Cualquiera entendería los esfuerzos denodados de Alejandro Moreno para perpetuarse en la presidencia nacional del PRI. Es un dirigente sin escrúpulos capaz de cualquier cosa con tal de mantener vivas sus ambiciones personales. A “Alito”, como se hace llamar el exgobernador de Campeche, lo que menos le importa son los intereses de su partido o de la nación. Su obsesión es procurar un fuero político que le permita enfrentar las investigaciones abiertas en su contra por enriquecimiento ilícito, lavado, defraudación fiscal, tráfico de influencias y desvío de recursos públicos.
Por eso se entiende su última jugarreta: una reforma a los estatutos del PRI que le permitirá extender su permanencia al frente del CEN y operar todo el proceso de transición sexenal. A nadie sorprenden esas argucias. Lo que asombra es que sean avaladas por los órganos directivos de su partido.
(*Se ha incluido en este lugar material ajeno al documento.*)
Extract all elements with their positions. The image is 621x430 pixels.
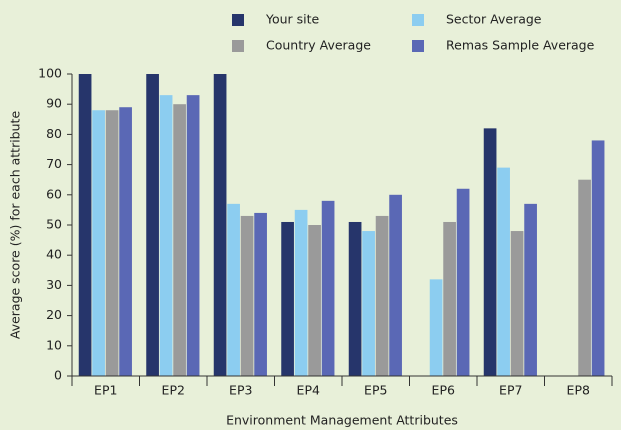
bar: [294, 209, 308, 376]
y-tick-label: 90: [46, 96, 62, 111]
y-tick-label: 40: [46, 247, 62, 262]
y-tick-label: 70: [46, 156, 62, 171]
bar: [146, 74, 159, 376]
legend-swatch: [232, 40, 244, 52]
y-tick-label: 60: [46, 186, 62, 201]
bar: [78, 74, 92, 376]
legend-swatch: [412, 40, 424, 52]
x-tick-label: EP8: [567, 383, 590, 398]
bar: [578, 179, 591, 376]
bar: [105, 110, 119, 377]
bar: [510, 231, 524, 376]
x-tick-label: EP6: [432, 383, 455, 398]
bar: [321, 200, 335, 376]
x-axis-label: Environment Management Attributes: [226, 413, 458, 428]
bar: [213, 74, 227, 376]
y-tick-label: 30: [46, 277, 62, 292]
y-tick-label: 80: [46, 126, 62, 141]
bar: [173, 104, 186, 376]
x-tick-label: EP3: [229, 383, 252, 398]
bar: [483, 128, 497, 376]
x-tick-label: EP4: [297, 383, 320, 398]
x-tick-label: EP2: [162, 383, 185, 398]
y-tick-label: 20: [46, 307, 62, 322]
bar: [227, 203, 240, 376]
bar: [389, 194, 402, 376]
bar: [254, 212, 267, 376]
legend-swatch: [412, 14, 424, 26]
y-tick-label: 100: [38, 66, 62, 81]
bar: [240, 215, 254, 376]
legend-label: Remas Sample Average: [446, 38, 595, 53]
bar: [119, 107, 132, 376]
legend-swatch: [232, 14, 244, 26]
y-tick-label: 50: [46, 217, 62, 232]
legend-label: Sector Average: [446, 12, 542, 27]
bar: [456, 188, 470, 376]
bar: [497, 167, 510, 376]
bar: [92, 110, 105, 377]
bar: [308, 225, 321, 376]
legend-label: Country Average: [266, 38, 371, 53]
y-tick-label: 10: [46, 337, 62, 352]
bar: [362, 231, 375, 376]
x-tick-label: EP7: [499, 383, 522, 398]
bar: [591, 140, 605, 376]
bar: [186, 95, 200, 376]
bar: [443, 221, 456, 376]
x-tick-label: EP1: [94, 383, 117, 398]
bar: [375, 215, 389, 376]
y-tick-label: 0: [54, 368, 62, 383]
bar: [281, 221, 294, 376]
y-axis-label: Average score (%) for each attribute: [8, 111, 23, 340]
legend-label: Your site: [265, 12, 320, 27]
bar: [348, 221, 362, 376]
bar: [159, 95, 173, 376]
bar: [524, 203, 537, 376]
x-tick-label: EP5: [364, 383, 387, 398]
bar: [429, 279, 443, 376]
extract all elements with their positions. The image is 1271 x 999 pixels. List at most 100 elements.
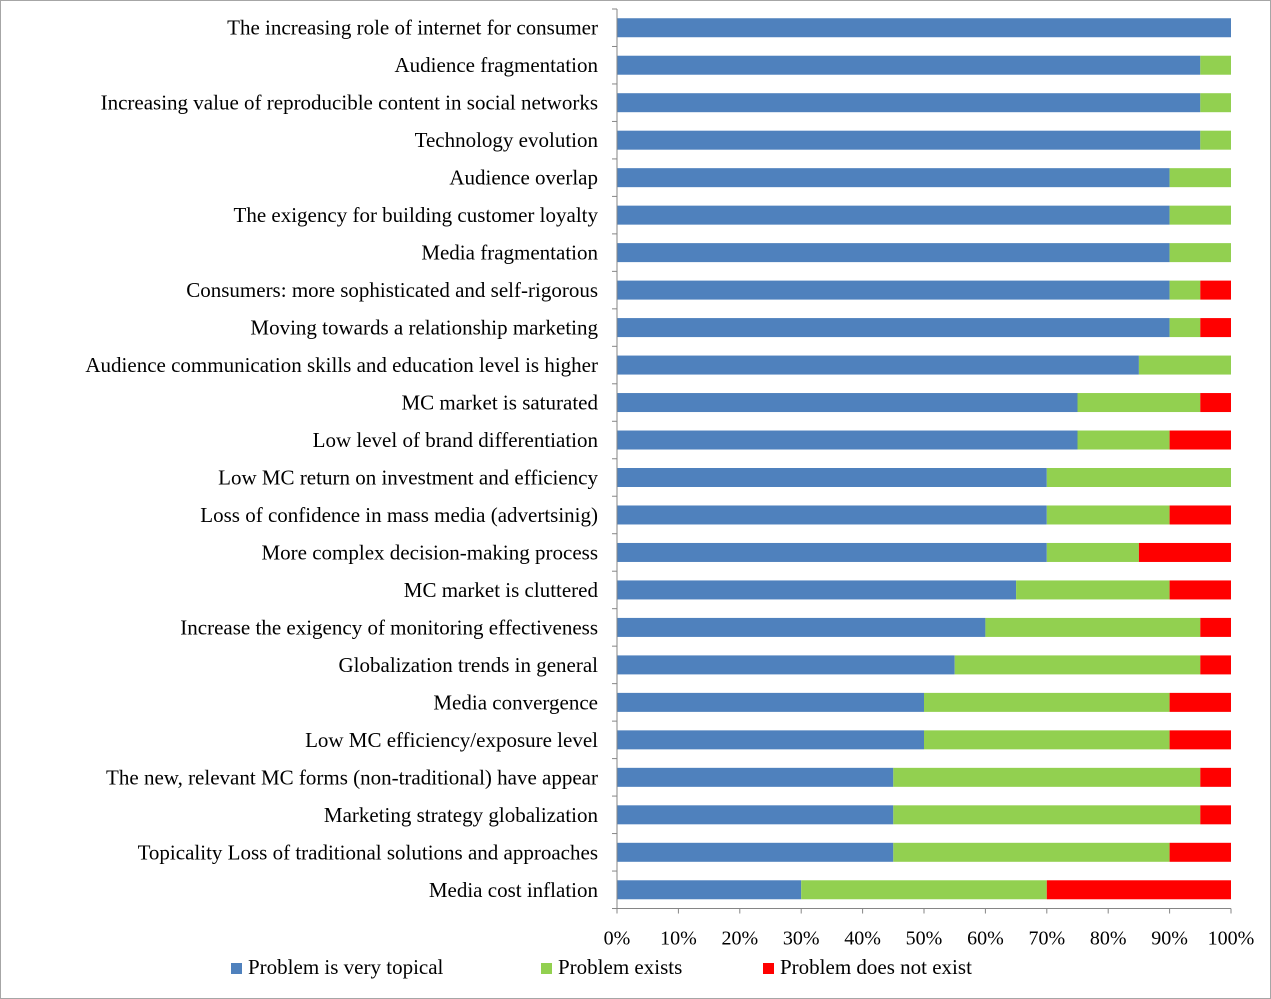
category-label: Globalization trends in general <box>339 653 599 677</box>
bar-segment-very-topical <box>617 655 955 675</box>
category-label: More complex decision-making process <box>262 540 599 564</box>
bar-segment-very-topical <box>617 130 1201 150</box>
bar-segment-exists <box>1138 355 1231 375</box>
category-label: The exigency for building customer loyal… <box>234 203 599 227</box>
category-label: Low MC efficiency/exposure level <box>305 728 598 752</box>
x-tick-label: 10% <box>660 928 697 950</box>
category-label: MC market is cluttered <box>404 578 599 602</box>
bar-segment-very-topical <box>617 542 1047 562</box>
x-tick-label: 90% <box>1151 928 1188 950</box>
legend-swatch-does-not-exist <box>763 963 774 974</box>
bar-segment-does-not-exist <box>1200 655 1231 675</box>
bar-segment-does-not-exist <box>1200 617 1231 637</box>
category-label: MC market is saturated <box>401 391 598 415</box>
x-tick-label: 20% <box>721 928 758 950</box>
bar-segment-does-not-exist <box>1200 318 1231 338</box>
bar-segment-very-topical <box>617 18 1231 38</box>
bar-segment-very-topical <box>617 430 1078 450</box>
category-label: Technology evolution <box>415 128 599 152</box>
bar-segment-exists <box>1169 318 1201 338</box>
bar-segment-very-topical <box>617 842 894 862</box>
bar-segment-very-topical <box>617 280 1170 300</box>
category-label: Media fragmentation <box>421 241 598 265</box>
bar-segment-does-not-exist <box>1169 730 1231 750</box>
bar-segment-does-not-exist <box>1169 842 1231 862</box>
bar-segment-exists <box>1016 580 1170 600</box>
category-label: Audience fragmentation <box>395 53 599 77</box>
legend: Problem is very topical Problem exists Pro… <box>231 955 972 979</box>
bar-segment-very-topical <box>617 730 924 750</box>
bar-segment-exists <box>1169 205 1231 225</box>
category-label: Moving towards a relationship marketing <box>250 316 598 340</box>
bar-segment-does-not-exist <box>1169 580 1231 600</box>
bar-segment-very-topical <box>617 692 924 712</box>
category-label: Topicality Loss of traditional solutions… <box>138 840 598 864</box>
category-label: Audience overlap <box>449 166 598 190</box>
bar-segment-exists <box>1046 542 1139 562</box>
bar-segment-very-topical <box>617 205 1170 225</box>
legend-label: Problem exists <box>558 955 682 979</box>
bars-group <box>617 18 1231 900</box>
x-tick-label: 80% <box>1090 928 1127 950</box>
bar-segment-does-not-exist <box>1200 767 1231 787</box>
x-tick-label: 100% <box>1208 928 1255 950</box>
bar-segment-exists <box>1200 130 1231 150</box>
bar-segment-does-not-exist <box>1169 692 1231 712</box>
bar-segment-exists <box>924 730 1170 750</box>
bar-segment-very-topical <box>617 505 1047 525</box>
bar-segment-does-not-exist <box>1200 280 1231 300</box>
bar-segment-exists <box>893 767 1201 787</box>
bar-segment-very-topical <box>617 805 894 825</box>
bar-segment-very-topical <box>617 93 1201 113</box>
x-tick-label: 60% <box>967 928 1004 950</box>
bar-segment-very-topical <box>617 468 1047 487</box>
bar-segment-does-not-exist <box>1169 505 1231 525</box>
bar-segment-does-not-exist <box>1138 542 1231 562</box>
x-tick-label: 50% <box>906 928 943 950</box>
bar-segment-exists <box>1169 168 1231 188</box>
category-label: Audience communication skills and educat… <box>85 353 598 377</box>
bar-segment-very-topical <box>617 393 1078 413</box>
bar-segment-very-topical <box>617 243 1170 263</box>
bar-segment-very-topical <box>617 880 802 900</box>
bar-segment-very-topical <box>617 55 1201 75</box>
bar-segment-exists <box>893 842 1170 862</box>
bar-segment-exists <box>1169 280 1201 300</box>
bar-segment-very-topical <box>617 767 894 787</box>
legend-swatch-exists <box>541 963 552 974</box>
x-tick-label: 30% <box>783 928 820 950</box>
bar-segment-exists <box>1169 243 1231 263</box>
bar-segment-very-topical <box>617 355 1139 375</box>
category-label: Media cost inflation <box>429 878 599 902</box>
x-tick-label: 40% <box>844 928 881 950</box>
bar-segment-exists <box>1046 505 1170 525</box>
x-tick-labels: 0% 10% 20% 30% 40% 50% 60% 70% 80% 90% 100% <box>604 928 1255 950</box>
category-label: Increasing value of reproducible content… <box>101 91 598 115</box>
legend-label: Problem does not exist <box>780 955 972 979</box>
bar-segment-exists <box>1077 430 1170 450</box>
category-label: Low level of brand differentiation <box>313 428 599 452</box>
bar-segment-very-topical <box>617 580 1017 600</box>
bar-segment-exists <box>1200 93 1231 113</box>
bar-segment-very-topical <box>617 168 1170 188</box>
category-label: The increasing role of internet for cons… <box>227 16 598 40</box>
category-label: Increase the exigency of monitoring effe… <box>180 615 598 639</box>
category-label: Media convergence <box>433 690 598 714</box>
bar-segment-exists <box>801 880 1047 900</box>
bar-segment-does-not-exist <box>1200 393 1231 413</box>
category-labels: The increasing role of internet for cons… <box>85 16 598 902</box>
category-label: Loss of confidence in mass media (advert… <box>200 503 598 527</box>
bar-segment-does-not-exist <box>1169 430 1231 450</box>
bar-segment-exists <box>1046 468 1231 487</box>
bar-segment-exists <box>985 617 1201 637</box>
category-label: Consumers: more sophisticated and self-r… <box>186 278 598 302</box>
bar-segment-exists <box>924 692 1170 712</box>
bar-segment-exists <box>1077 393 1201 413</box>
category-label: Low MC return on investment and efficien… <box>218 466 598 490</box>
x-tick-label: 70% <box>1028 928 1065 950</box>
category-label: The new, relevant MC forms (non-traditio… <box>106 765 598 789</box>
bar-segment-exists <box>1200 55 1231 75</box>
legend-swatch-very-topical <box>231 963 242 974</box>
bar-segment-does-not-exist <box>1200 805 1231 825</box>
Cuesta creer que 458 integrantes del Consejo Nacional del PRI le hayan aprobado su capricho personal por encima de la legalidad institucional. Sin argumentos políticos ni legales, los priistas simplemente le confieren una patente de corso.
El partido no tiene margen de error, está a punto de desaparecer, pero no puede con el lastre de su naturaleza —enjuagues, transas y negociaciones oscuras— y vuelve a caer en sus propios artificios.
No nos sorprendamos, pues, que los planteamientos de Morena y sus aliados —la visión obtusa de la 4T— sigan encontrando eco en los amplios grupos de la sociedad desencantados con esta “oposición”.
Moreno personifica a un priismo que nadie quiere de vuelta, pero ahí está resistiendo a morir, vivificado por sus dirigentes y consejeros.